La poesía es arena entre los dedos de la razón, un enigma siempre a punto de ser descifrado. Tal vez en este “a punto de” esté la clave de una frustrada cacería –inminencia y atisbo–, vislumbre de un dibujo en la arena “a punto de” ser borrado por la ola. En una reciente tertulia sobre Para qué escribir poesía, una participante me preguntó si creo en la poesía escrita con la ayuda de la inteligencia artificial (IA). Confesé que carezco de respuesta.

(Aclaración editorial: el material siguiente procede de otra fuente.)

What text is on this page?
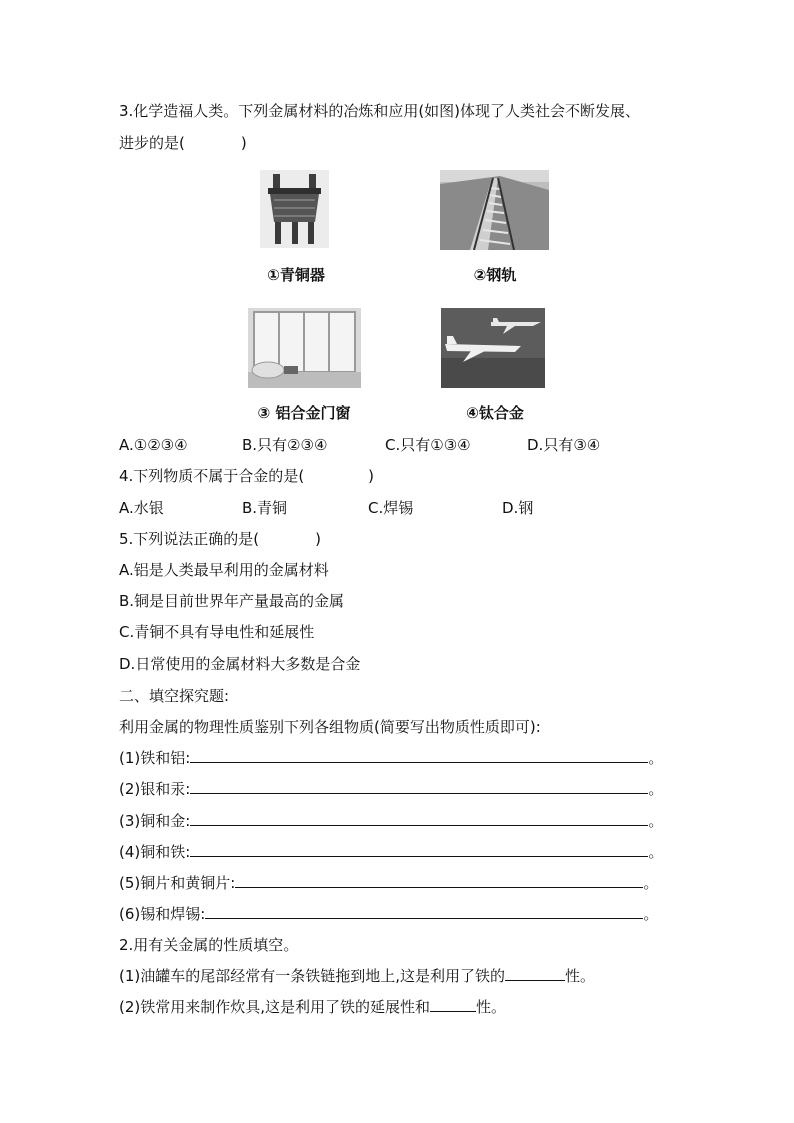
3.化学造福人类。下列金属材料的冶炼和应用(如图)体现了人类社会不断发展、
进步的是(	)
①青铜器	②钢轨
③ 铝合金门窗	④钛合金
A.①②③④	B.只有②③④	C.只有①③④	D.只有③④
4.下列物质不属于合金的是(	)
A.水银	B.青铜	C.焊锡	D.钢
5.下列说法正确的是(	)
A.铝是人类最早利用的金属材料
B.铜是目前世界年产量最高的金属
C.青铜不具有导电性和延展性
D.日常使用的金属材料大多数是合金
二、填空探究题:
利用金属的物理性质鉴别下列各组物质(简要写出物质性质即可):
(1)铁和铝:	。
(2)银和汞:	。
(3)铜和金:	。
(4)铜和铁:	。
(5)铜片和黄铜片:	。
(6)锡和焊锡:	。
2.用有关金属的性质填空。
(1)油罐车的尾部经常有一条铁链拖到地上,这是利用了铁的	性。
(2)铁常用来制作炊具,这是利用了铁的延展性和	性。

Nuestro tiempo es el de la revolución de las máquinas. La IA quizás sea la contestación a aquel planteamiento, ¿pueden pensar las máquinas?, que merodea la mente humana desde que buscó su primera herramienta para aliviar la fatiga del cuerpo. La palabra, alfa y omega del ser humano, es la única savia de la poesía. Guía de exploración de nuestros infinitos. Descifradora de misterios siendo como es su encarnación. Violación del tiempo.
La poesía ha ido asimilando los cambios ocurridos en el espíritu humano a lo largo de la historia. Paul Éluard creía que esta llama que alumbra y ciega, que es la poesía, será siempre capaz de absorber “lo mejor de los humanos”, ¿y lo peor? Cada poeta funda su arte poética. ¿Para qué escribir poesía? Quizás para mirar el fondo de la noche, execrar guerras y expoliaciones, saber que no estamos solos en nuestros autoexilios e intemperies.
¿Qué es la poesía? Dejo que Aldo Pellegrini tiente una respuesta: “La poesía –dice– tiene una puerta herméticamente cerrada para los imbéciles, pero abierta de par en par para los inocentes… Por supuesto, es el pueblo el poseedor potencial de la suprema actitud: la inocencia. El inocente, inconsciente o no, se mueve en un mundo de valores (el amor, en primer término), el imbécil se mueve en un mundo en el cual el único valor está dado por el ejercicio del poder”.
“Poesía sin ti nada existiría/ no oiríamos el rumor del tiempo/ socavar nuestro corazón…/ Ni existiría la palabra Dios/ con la que nombramos nuestro desamparo” (J. C. E.).